Marketing & Procurement can be Good......but Together They’re Grrrrrreat!
To find out what they do and how they use it to maximise the Kellogg’s brand we spoke to Sinead Finnegan, Senior Strategic Business Partner- Marketing at The Kellogg Company.
Kellogg Europe is split into two businesses in Europe.
1) Snacks Business lead from Geneva
2) Cereal Business Lead from Dublin
Procurement
Strategic Procurement is managed across both business with the team split between Geneva and Dublin. This decision was made in order to leverage scale and strategies across both businesses. Tactical Procurement is managed from Dublin with a Team based across Europe including support in all manufacturing locations.
Marketing
Snacks Marketing is lead from Geneva with a central team split into 1) Media & Ops 2) Insights & Planning 3) Innovation 4) Brands responsible for leading the strategies and local teams implementing strategies in local markets.Cereal Marketing is lead from Dublin with a central team split into 1) Media & Ops 2) Insights & Planning 3) Innovation 4) Brands responsible for leading the strategies and local teams implementing strategies in local markets
How are internal decisions made within your company on marketing spend?
Decisions for the central Teams are made in Dublin and Geneva. Budgets are created between each division in conjunction with Financial business partners. Local country budgets are managed under local P&Ls. Once budgets are finalised they require approval from VP of Marketing and then they go to the European Leadership team for approval.
How do procurement work with marketing to not REDUCE spend in marketing but to make the spend more efficient, releasing more of that money to be used in other marketing activities for building the brands further?
Kellogg operate a model called ‘KIMM’ (Kellogg Integrated Market Management). Ideation sessions are conducted to highlight potential opportunities to reduce costs. These are then used by procurement to define the opportunity further including project scope, timeline and guidance on expected savings. These are then submitted to the VP of marketing for sponsorship and support including resource if necessary. After completion of the project a forecasted 12 month saving is generated for signoff from all stakeholders and finance. Once the saving is achieved Finance and Marketing review this saving and agree how it will be managed (reinvested/ reduced budget) etc. This discussion is separate to the savings generation and procurement do not input or influence this. By keeping this separate, Marketing now see procurement as a true partner who is not controlling their budget but instead supporting them in generating better value for money.
Marketing spend and ROI are notoriously difficult beasts to measure and control. What strategies have you developed to make measurement and management more accurate, without stifling the creativity and responsiveness required to maximise success?
Kellogg have a procurement consultant whom they partner with to manage spend data. From the consultant’s online procurement tool we are able to generate many reports to highlight spend by category, region, country etc. All New Suppliers need approval from Vendor Master team and all spend over an agreed value requires procurement approval.
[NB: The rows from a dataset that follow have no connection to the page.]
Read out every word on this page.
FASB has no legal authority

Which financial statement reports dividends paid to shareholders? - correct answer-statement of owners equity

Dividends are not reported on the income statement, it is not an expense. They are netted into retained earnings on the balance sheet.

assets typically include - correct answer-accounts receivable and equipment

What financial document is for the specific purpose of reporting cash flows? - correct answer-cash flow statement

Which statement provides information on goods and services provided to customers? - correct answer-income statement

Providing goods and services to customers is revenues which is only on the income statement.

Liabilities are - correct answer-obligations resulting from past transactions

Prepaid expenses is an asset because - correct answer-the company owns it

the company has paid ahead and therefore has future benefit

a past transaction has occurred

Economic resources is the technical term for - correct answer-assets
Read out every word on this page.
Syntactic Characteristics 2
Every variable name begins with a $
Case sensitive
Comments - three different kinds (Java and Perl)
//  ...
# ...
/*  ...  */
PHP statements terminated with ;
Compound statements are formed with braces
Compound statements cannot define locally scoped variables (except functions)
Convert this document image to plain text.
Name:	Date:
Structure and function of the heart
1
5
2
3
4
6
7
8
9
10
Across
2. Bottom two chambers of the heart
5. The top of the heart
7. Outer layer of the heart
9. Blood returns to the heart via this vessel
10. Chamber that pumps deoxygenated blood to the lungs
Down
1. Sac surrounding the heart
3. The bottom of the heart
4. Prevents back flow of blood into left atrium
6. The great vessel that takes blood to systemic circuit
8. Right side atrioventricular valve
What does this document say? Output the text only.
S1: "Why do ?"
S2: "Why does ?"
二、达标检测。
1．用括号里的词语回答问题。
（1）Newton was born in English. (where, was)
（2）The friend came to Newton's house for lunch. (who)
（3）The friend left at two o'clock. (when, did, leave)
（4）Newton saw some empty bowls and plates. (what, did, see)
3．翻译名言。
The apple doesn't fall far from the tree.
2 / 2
Kellogg’s Marketing Teams have several analytical partners measuring the success of each of our campaigns, this is closely linked to Supplier performances and there is an SRM program in place to feedback to Suppliers. While we have all these measurements in place we still have some difficulties pinpointing which investment was responsible for the success of a campaign as it is often subjective and difficult to access.
What strategies and techniques are you currently working on with marketing, and what are the biggest challenges to implementing them?
Centralisation of Suppliers and spend. This leads to better efficiencies and ensures we create consistent workflows, standardise processes and leverage our European scale. The biggest challenges are getting the buy in from local countries. Because we have moved from a decentralised model many countries had long term relationships with local Suppliers and have not wanted to change. They also had their own P&Ls and were therefore only focused on local success. In order to manage this and to expedite implementation and success of new projects the P&L’s have moved from local countries to the Business units.